Start from there and only add more people if you think they’d add value or benefit from being in the meeting.
2. Get Rid of Frequent Meetings
Before the pandemic, 71% of managers said most meetings were unproductive, and the number of weekly meetings has only increased since then.
Last year, MIT reported that the average knowledge worker typically spends more than 85% of their time in meetings.
Musk’s advice: get rid of them.
“Get rid of frequent meetings, unless you are dealing with an extremely urgent matter,” he writes.
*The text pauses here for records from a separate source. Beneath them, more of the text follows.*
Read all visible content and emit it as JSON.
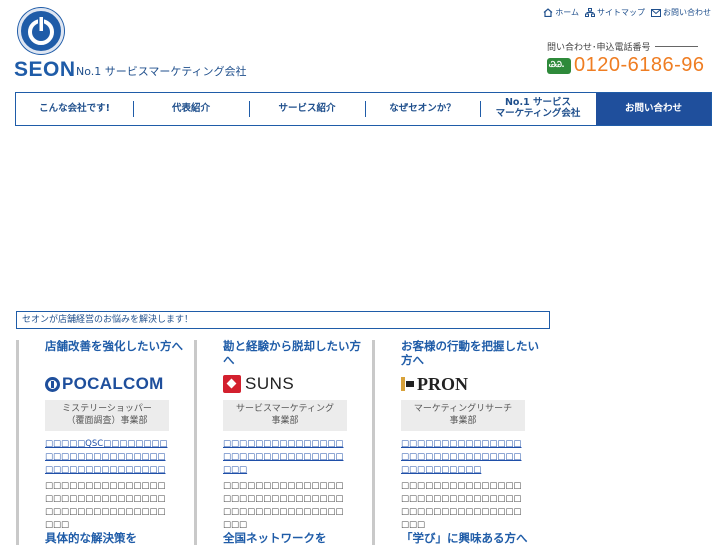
{
  "brand": {
    "name": "SEON",
    "tagline": "No.1 サービスマーケティング会社",
    "primary_color": "#1f5ca8",
    "accent_color": "#ef7d22"
  },
  "utility_nav": [
    {
      "label": "ホーム",
      "icon": "home-icon"
    },
    {
      "label": "サイトマップ",
      "icon": "sitemap-icon"
    },
    {
      "label": "お問い合わせ",
      "icon": "mail-icon"
    }
  ],
  "phone": {
    "label": "問い合わせ･申込電話番号",
    "free_dial_badge": "ᏊᏊ.",
    "number": "0120-6186-96"
  },
  "global_nav": [
    {
      "label": "こんな会社です!"
    },
    {
      "label": "代表紹介"
    },
    {
      "label": "サービス紹介"
    },
    {
      "label": "なぜセオンか？"
    },
    {
      "label": "No.1 サービス\nマーケティング会社"
    },
    {
      "label": "お問い合わせ"
    }
  ],
  "intro": "セオンが店舗経営のお悩みを解決します！",
  "services": [
    {
      "heading": "店舗改善を強化したい方へ",
      "logo_text": "POCALCOM",
      "dept": "ミステリーショッパー\n（覆面調査）事業部",
      "link": "□□□□□QSC□□□□□□□□□□□□□□□□□□□□□□□□□□□□□□□□□□□□□□",
      "desc": "□□□□□□□□□□□□□□□□□□□□□□□□□□□□□□□□□□□□□□□□□□□□□□□□"
    },
    {
      "heading": "勘と経験から脱却したい方へ",
      "logo_text": "SUNS",
      "dept": "サービスマーケティング\n事業部",
      "link": "□□□□□□□□□□□□□□□□□□□□□□□□□□□□□□□□□",
      "desc": "□□□□□□□□□□□□□□□□□□□□□□□□□□□□□□□□□□□□□□□□□□□□□□□□"
    },
    {
      "heading": "お客様の行動を把握したい方へ",
      "logo_text": "PRON",
      "dept": "マーケティングリサーチ\n事業部",
      "link": "□□□□□□□□□□□□□□□□□□□□□□□□□□□□□□□□□□□□□□□□",
      "desc": "□□□□□□□□□□□□□□□□□□□□□□□□□□□□□□□□□□□□□□□□□□□□□□□□"
    }
  ],
  "services_row2": [
    {
      "heading": "具体的な解決策を"
    },
    {
      "heading": "全国ネットワークを"
    },
    {
      "heading": "「学び」に興味ある方へ"
    }
  ]
}
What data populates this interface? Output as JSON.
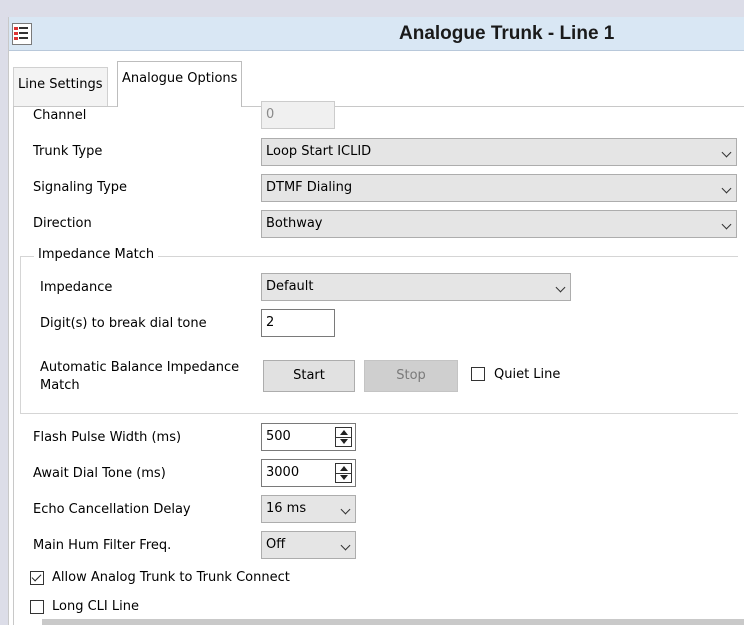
{
  "window": {
    "title": "Analogue Trunk - Line 1"
  },
  "tabs": [
    {
      "label": "Line Settings",
      "active": false
    },
    {
      "label": "Analogue Options",
      "active": true
    }
  ],
  "fields": {
    "channel": {
      "label": "Channel",
      "value": "0",
      "disabled": true
    },
    "trunk_type": {
      "label": "Trunk Type",
      "value": "Loop Start ICLID"
    },
    "signaling_type": {
      "label": "Signaling Type",
      "value": "DTMF Dialing"
    },
    "direction": {
      "label": "Direction",
      "value": "Bothway"
    }
  },
  "impedance_group": {
    "legend": "Impedance Match",
    "impedance": {
      "label": "Impedance",
      "value": "Default"
    },
    "digits_break": {
      "label": "Digit(s) to break dial tone",
      "value": "2"
    },
    "auto_balance": {
      "label_line1": "Automatic Balance Impedance",
      "label_line2": "Match",
      "start_label": "Start",
      "stop_label": "Stop",
      "quiet_line_label": "Quiet Line",
      "quiet_line_checked": false
    }
  },
  "flash_pulse": {
    "label": "Flash Pulse Width (ms)",
    "value": "500"
  },
  "await_dial": {
    "label": "Await Dial Tone (ms)",
    "value": "3000"
  },
  "echo_delay": {
    "label": "Echo Cancellation Delay",
    "value": "16 ms"
  },
  "hum_filter": {
    "label": "Main Hum Filter Freq.",
    "value": "Off"
  },
  "allow_connect": {
    "label": "Allow Analog Trunk to Trunk Connect",
    "checked": true
  },
  "long_cli": {
    "label": "Long CLI Line",
    "checked": false
  },
  "icons": {
    "app": "list-icon",
    "dropdown": "chevron-down-icon",
    "spinner": "spinner-icon"
  }
}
Easier said than done, right?
But more companies—like Facebook and Atlassian—are experimenting with meeting-free days, and earlier this year, Shopify used a bot to go into employee’s calendars and purge any recurring meeting with more than four people, restoring 322,000 hours of company time.
The science behind it speaks for itself.
MIT says that 1,000+ person companies that introduced one no-meeting day per week increased autonomy, communication, engagement, job satisfaction, and productivity.
Still not feeling productive?
3. Leave Meetings If You Aren’t Providing Value
“Walk out of a meeting or drop off a call as soon as it is obvious you aren’t adding value,” Musk writes in his final point about Tesla’s meeting rules. “It is not rude to leave, it is rude to make someone stay and waste their time.”
Musk practices what he preaches.
The SpaceX founder famously stormed out of a meeting when a group of Russians thought he wasn’t serious about buying a pair of rockets, and he once ended a meeting a few minutes after it began when he found out a salesman had traveled four hours just to introduce himself.
But, let’s be serious: This one is probably the least socially acceptable of all of Elon Musk’s meeting rules.
Not everyone feels comfortable standing up and walking out of a meeting or hanging up on a Zoom call, even if they feel like they aren’t contributing that much.
That’s why Forbes suggests being a bit more proactive:
- Convert meetings to an asynchronous format for status updates, quick questions, or anything that requires feedback from multiple people
- Decline unnecessary meetings or, if you’re only needed for part of a meeting, let the organizer know you’ll drop out once you’re done contributing
- Get someone to attend on your behalf to keep track of everything that gets discussed
Just don’t forget to ask them to take notes.